Mercy, Not Judgment
Recently, I have been hearing some pretty fierce criticism of a group. When responding to some remarks, I pointed out that the group had only six people but the expectations placed on them would require a couple of hundred to do the work. Each and every one of us has been in their position: overwhelmed by the work we have to do and smacked by criticism for not living up to other peoples’ expectations. We could cry, and sometimes we do.
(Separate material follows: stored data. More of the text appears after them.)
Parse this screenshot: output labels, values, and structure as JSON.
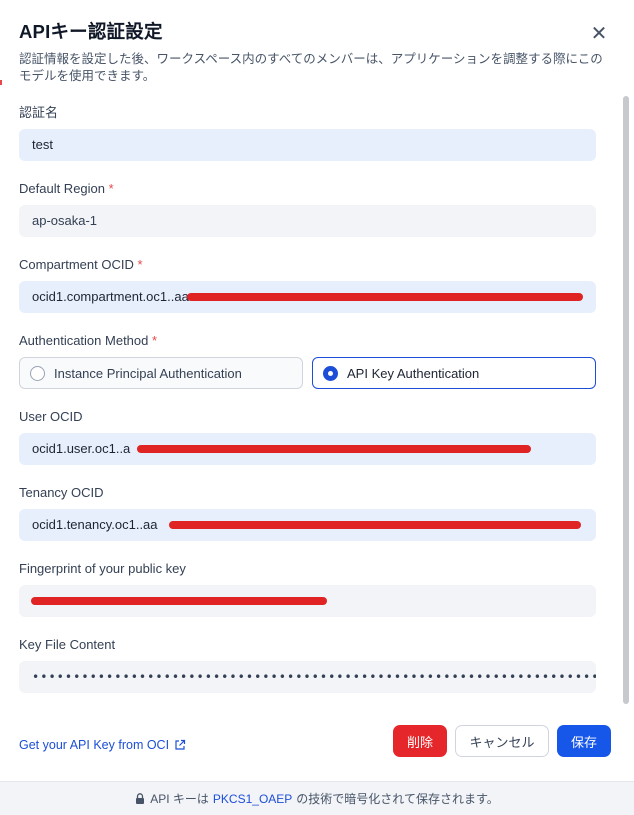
{
  "dialog": {
    "title": "APIキー認証設定",
    "subtitle": "認証情報を設定した後、ワークスペース内のすべてのメンバーは、アプリケーションを調整する際にこのモデルを使用できます。",
    "close_icon": "close-icon"
  },
  "fields": {
    "auth_name": {
      "label": "認証名",
      "value": "test"
    },
    "default_region": {
      "label": "Default Region",
      "required": "*",
      "value": "ap-osaka-1"
    },
    "compartment_ocid": {
      "label": "Compartment OCID",
      "required": "*",
      "value": "ocid1.compartment.oc1..aa"
    },
    "auth_method": {
      "label": "Authentication Method",
      "required": "*",
      "options": [
        {
          "label": "Instance Principal Authentication",
          "selected": false
        },
        {
          "label": "API Key Authentication",
          "selected": true
        }
      ]
    },
    "user_ocid": {
      "label": "User OCID",
      "value": "ocid1.user.oc1..a"
    },
    "tenancy_ocid": {
      "label": "Tenancy OCID",
      "value": "ocid1.tenancy.oc1..aa"
    },
    "fingerprint": {
      "label": "Fingerprint of your public key",
      "value": ""
    },
    "key_file": {
      "label": "Key File Content",
      "value": "•••••••••••••••••••••••••••••••••••••••••••••••••••••••••••••••••••••••••••••••••"
    }
  },
  "footer": {
    "api_key_link": "Get your API Key from OCI",
    "link_icon": "external-link-icon",
    "delete_label": "削除",
    "cancel_label": "キャンセル",
    "save_label": "保存"
  },
  "security_note": {
    "prefix": "API キーは",
    "highlight": "PKCS1_OAEP",
    "suffix": "の技術で暗号化されて保存されます。"
  },
  "colors": {
    "primary": "#1656e8",
    "danger": "#e5262b",
    "input_blue": "#e8effc",
    "input_grey": "#f2f4f7",
    "redaction": "#e02424"
  }
}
As I get older, I am more and more convinced by Jesus’ injunction, ‘Do not judge.’ Oh yes there are some situations, yes, yes, yes but in the majority of situations we are involved in we don’t know a great deal and we can make some pretty sweeping judgements based on a lot of ignorance. I remember being shocked when I heard the numbers of the above group. In the seven years since, I have not heard one person ask if they had the adequate numbers to do the job expected. We need to stop and think, to ask what practical constraints might be on others’ shoulders, to imagine what situations others might be in that would lead to them acting in that manner.
Instead of practicing judgement, we need to practice mercy. We can begin this day, perhaps with the next person we met. We can ask (interiorly of course) what might be the troubles they are laboring under, what might be the joy and love upholding them? Just wondering changes us. It opens our minds and hearts to the other person’s reality and in that space love and kindness, the signs of God’s love, grow and maybe even dance.
God of mercy, make me merciful as you are. Send me your gracious Spirit to wonder about the lives of the people I met and let me treat them with the tenderness that Jesus has for them. I ask this in his name confident that you will hear me.